Such basic cover will be mandatory for all policies sold after July, although lenders have until July 2001 to bring existing contracts into line. This could be described as an unreasonably generous timetable, given that four of our major lenders - the Halifax, Abbey National, Nationwide and Woolwich - admitted that some of their existing policies would need to be altered.

Despite these reforms Shelter says the new contracts still do too little to help those in most need. A spokesman explains: "The people who need this are still less likely to buy it than those in secure jobs with surplus income who probably don't need it at all.

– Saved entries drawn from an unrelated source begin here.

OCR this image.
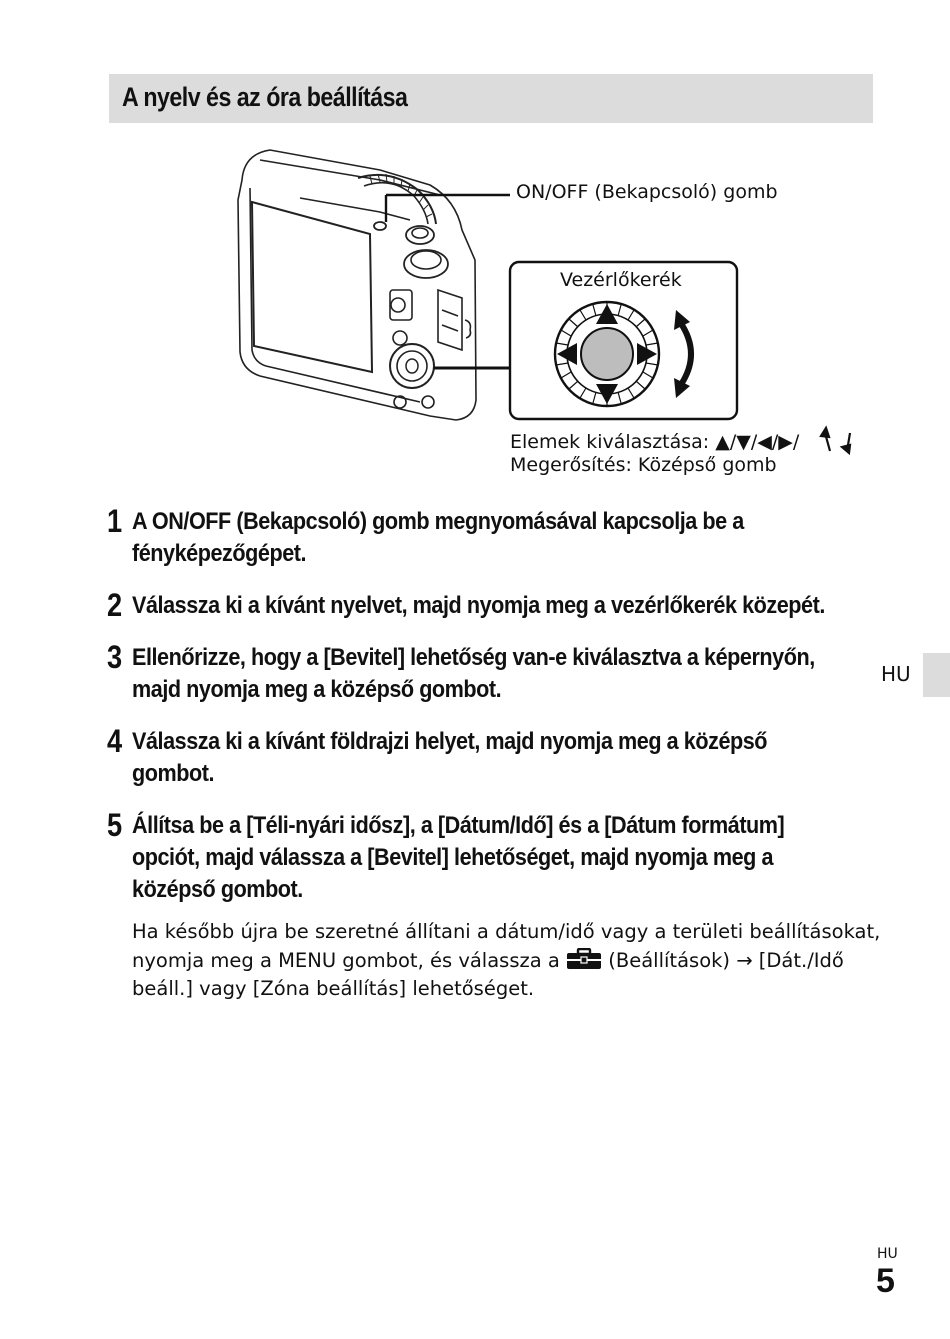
A nyelv és az óra beállítása
ON/OFF (Bekapcsoló) gomb
Vezérlőkerék
Elemek kiválasztása: ▲/▼/◀/▶/
Megerősítés: Középső gomb
1 A ON/OFF (Bekapcsoló) gomb megnyomásával kapcsolja be a
fényképezőgépet.
2 Válassza ki a kívánt nyelvet, majd nyomja meg a vezérlőkerék közepét.
3 Ellenőrizze, hogy a [Bevitel] lehetőség van-e kiválasztva a képernyőn,
majd nyomja meg a középső gombot.
4 Válassza ki a kívánt földrajzi helyet, majd nyomja meg a középső
gombot.
5 Állítsa be a [Téli-nyári idősz], a [Dátum/Idő] és a [Dátum formátum]
opciót, majd válassza a [Bevitel] lehetőséget, majd nyomja meg a
középső gombot.
Ha később újra be szeretné állítani a dátum/idő vagy a területi beállításokat, nyomja meg a MENU gombot, és válassza a (Beállítások) → [Dát./Idő beáll.] vagy [Zóna beállítás] lehetőséget.
HU
HU
5
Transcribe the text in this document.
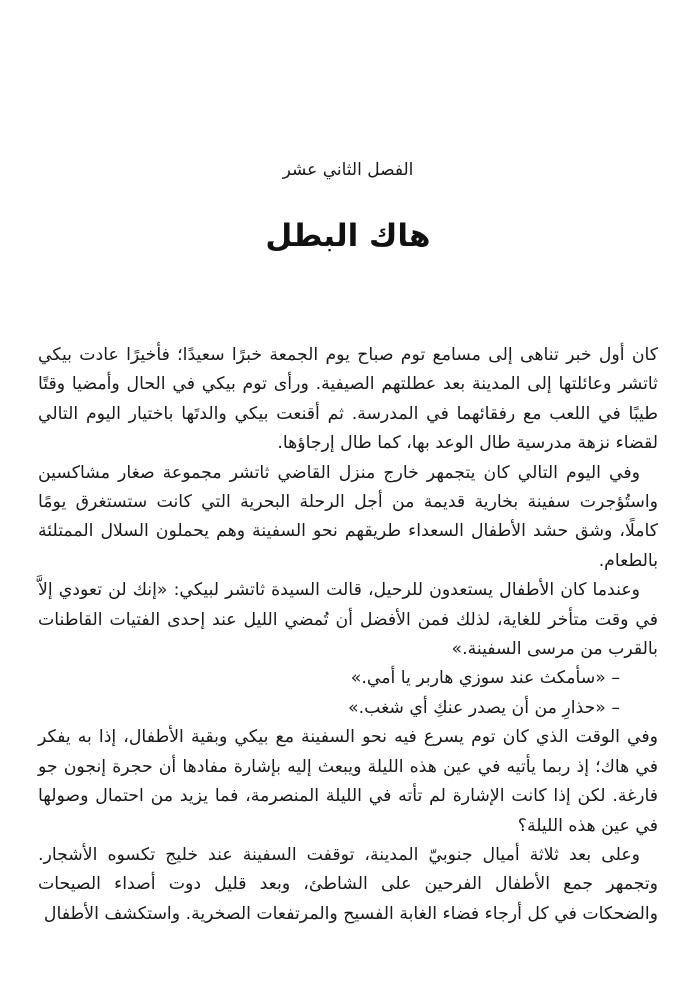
الفصل الثاني عشر
هاك البطل

كان أول خبر تناهى إلى مسامع توم صباح يوم الجمعة خبرًا سعيدًا؛ فأخيرًا عادت بيكي ثاتشر وعائلتها إلى المدينة بعد عطلتهم الصيفية. ورأى توم بيكي في الحال وأمضيا وقتًا طيبًا في اللعب مع رفقائهما في المدرسة. ثم أقنعت بيكي والدتَها باختيار اليوم التالي لقضاء نزهة مدرسية طال الوعد بها، كما طال إرجاؤها.

وفي اليوم التالي كان يتجمهر خارج منزل القاضي ثاتشر مجموعة صغار مشاكسين واستُؤجرت سفينة بخارية قديمة من أجل الرحلة البحرية التي كانت ستستغرق يومًا كاملًا، وشق حشد الأطفال السعداء طريقهم نحو السفينة وهم يحملون السلال الممتلئة بالطعام.

وعندما كان الأطفال يستعدون للرحيل، قالت السيدة ثاتشر لبيكي: «إنك لن تعودي إلاَّ في وقت متأخر للغاية، لذلك فمن الأفضل أن تُمضي الليل عند إحدى الفتيات القاطنات بالقرب من مرسى السفينة.»

– «سأمكث عند سوزي هاربر يا أمي.»

– «حذارِ من أن يصدر عنكِ أي شغب.»

وفي الوقت الذي كان توم يسرع فيه نحو السفينة مع بيكي وبقية الأطفال، إذا به يفكر في هاك؛ إذ ربما يأتيه في عين هذه الليلة ويبعث إليه بإشارة مفادها أن حجرة إنجون جو فارغة. لكن إذا كانت الإشارة لم تأته في الليلة المنصرمة، فما يزيد من احتمال وصولها في عين هذه الليلة؟

وعلى بعد ثلاثة أميال جنوبيّ المدينة، توقفت السفينة عند خليج تكسوه الأشجار. وتجمهر جمع الأطفال الفرحين على الشاطئ، وبعد قليل دوت أصداء الصيحات والضحكات في كل أرجاء فضاء الغابة الفسيح والمرتفعات الصخرية. واستكشف الأطفال
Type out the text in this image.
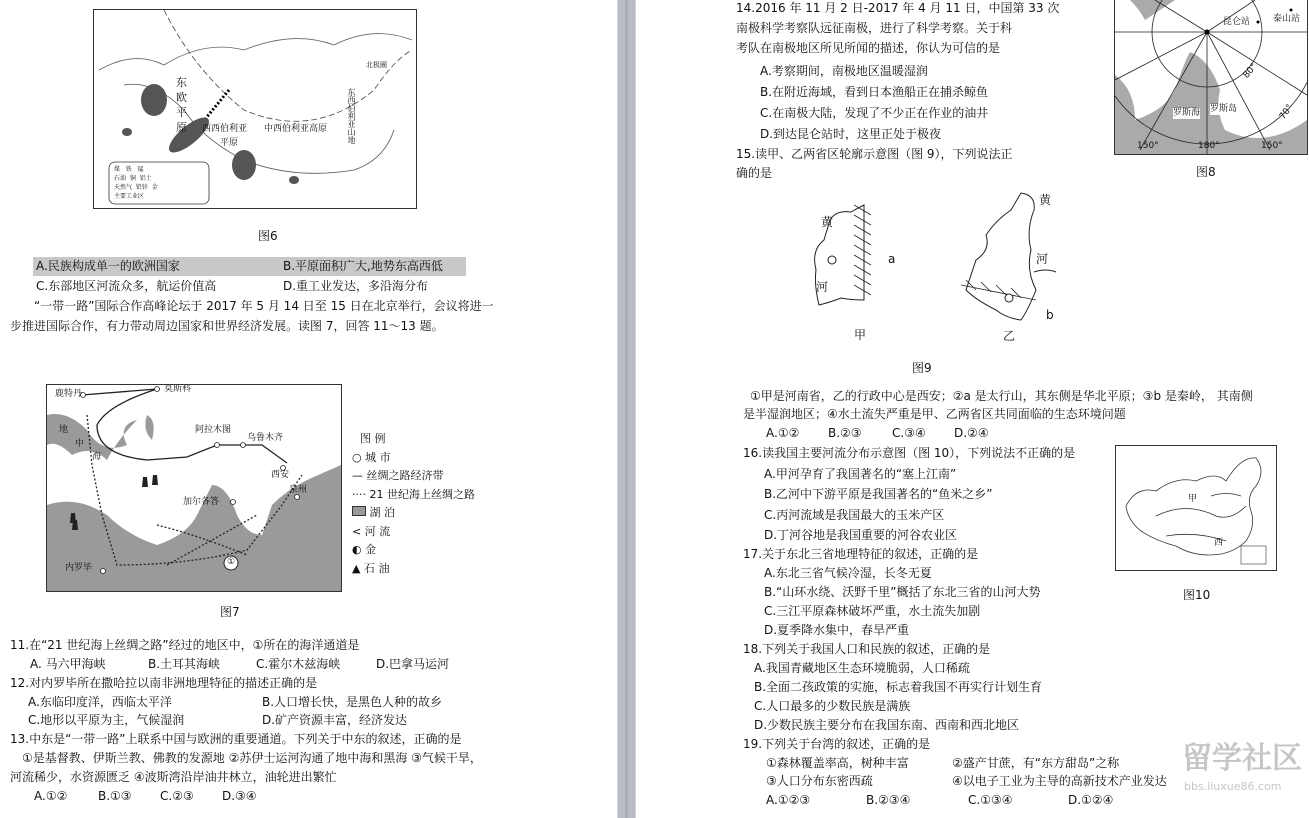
东
欧
平
原 西西伯利亚
平原
中西伯利亚高原 东西伯利亚山地
北极圈
煤 铁 锰
石油 铜 铝土
天然气 铅锌 金
主要工业区
图6
A.民族构成单一的欧洲国家	B.平原面积广大,地势东高西低
C.东部地区河流众多，航运价值高	D.重工业发达，多沿海分布
“一带一路”国际合作高峰论坛于 2017 年 5 月 14 日至 15 日在北京举行，会议将进一
步推进国际合作，有力带动周边国家和世界经济发展。读图 7，回答 11～13 题。
鹿特丹	莫斯科
阿拉木图
乌鲁木齐
西安
泉州
加尔各答
内罗毕
地
中
海
①
图 例
○ 城 市
— 丝绸之路经济带
···· 21 世纪海上丝绸之路
湖 泊
< 河 流
◐ 金
▲ 石 油
图7
11.在“21 世纪海上丝绸之路”经过的地区中，①所在的海洋通道是
A. 马六甲海峡	B.土耳其海峡	C.霍尔木兹海峡	D.巴拿马运河
12.对内罗毕所在撒哈拉以南非洲地理特征的描述正确的是
A.东临印度洋，西临太平洋	B.人口增长快，是黑色人种的故乡
C.地形以平原为主，气候湿润	D.矿产资源丰富，经济发达
13.中东是“一带一路”上联系中国与欧洲的重要通道。下列关于中东的叙述，正确的是
①是基督教、伊斯兰教、佛教的发源地 ②苏伊士运河沟通了地中海和黑海 ③气候干旱，
河流稀少，水资源匮乏 ④波斯湾沿岸油井林立，油轮进出繁忙
A.①②	B.①③ C.②③ D.③④
14.2016 年 11 月 2 日-2017 年 4 月 11 日，中国第 33 次
南极科学考察队远征南极，进行了科学考察。关于科
考队在南极地区所见所闻的描述，你认为可信的是
A.考察期间，南极地区温暖湿润
B.在附近海域，看到日本渔船正在捕杀鲸鱼
C.在南极大陆，发现了不少正在作业的油井
D.到达昆仑站时，这里正处于极夜
15.读甲、乙两省区轮廓示意图（图 9），下列说法正
确的是
昆仑站	泰山站
80°
70°
罗斯海 罗斯岛
150°	180°	150°
图8
黄
河
a
甲
黄
河
b
乙
图9
①甲是河南省，乙的行政中心是西安；②a 是太行山，其东侧是华北平原；③b 是秦岭， 其南侧
是半湿润地区；④水土流失严重是甲、乙两省区共同面临的生态环境问题
A.①② B.②③	C.③④ D.②④
16.读我国主要河流分布示意图（图 10），下列说法不正确的是
A.甲河孕育了我国著名的“塞上江南”
B.乙河中下游平原是我国著名的“鱼米之乡”
C.丙河流域是我国最大的玉米产区
D.丁河谷地是我国重要的河谷农业区
甲
西
图10
17.关于东北三省地理特征的叙述，正确的是
A.东北三省气候冷湿，长冬无夏
B.“山环水绕、沃野千里”概括了东北三省的山河大势
C.三江平原森林破坏严重，水土流失加剧
D.夏季降水集中，春旱严重
18.下列关于我国人口和民族的叙述，正确的是
A.我国青藏地区生态环境脆弱，人口稀疏
B.全面二孩政策的实施，标志着我国不再实行计划生育
C.人口最多的少数民族是满族
D.少数民族主要分布在我国东南、西南和西北地区
19.下列关于台湾的叙述，正确的是
①森林覆盖率高，树种丰富	②盛产甘蔗，有“东方甜岛”之称
③人口分布东密西疏	④以电子工业为主导的高新技术产业发达
A.①②③	B.②③④	C.①③④	D.①②④
留学社区
bbs.liuxue86.com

"The low-paid, contract workers, and those who rely on overtime, commission and bonuses, always existed in the housing market only at the margins. There is no decline in the numbers of desperate people visiting our offices pleading for help to keep the roof over their heads.

"More worryingly we are seeing a new category of people desperate for help, who never thought their home might be at risk. These are the middle- aged, middle-class, often small business owners, who due to ill health, unemployment or recession are suddenly unable to meet their repayments and find themselves facing the prospect of losing the family home. If you lose your job or your business at 55, you will not recover.

"There is quite a bit of anecdotal evidence suggesting that lenders are moving more quickly to repossess than ever, because the relatively buoyant housing market allows them to minimise their loss by selling quickly."

Shelter is also very concerned that the position will be exacerbated by the new breed of flexible mortgages that allow home owners to borrow up to the hilt using their houses as security. Furthermore some, even within the industry, fear extending the cover for 12 months could trigger a further clawback of state support.

A spokesman for the Council of Mortgage Lenders says: "There has been some speculation that they could extend to a year the period during which they will not pay income support, but we are not aware of any imminent changes planned."

Finally the new policy does nothing to address the high cost of cover, which desirable though it may be, is often beyond the already stretched budgets of most home buyers. Although the majority of lenders say they will improve their cover to at least match that of the new basic prototype without any additional charges, the existing cost is expensive at around pounds 5.75 per pounds 100 of monthly mortgage repayment.

Even at today's very low interest rates this adds pounds 25 to the monthly bill of a pounds 60,000 mortgage. Worse still, this doubles if you want to insure two incomes, increasingly vital to protecting a modern mortgage.

And there's no looking to the Government for help on that front. More likely it will move to stem mortgage interest tax relief further in the next budget, in itself adding pounds 17.33 to most people's home-loan bill. As the song says: the only way - for home-ownership bills at least - is up.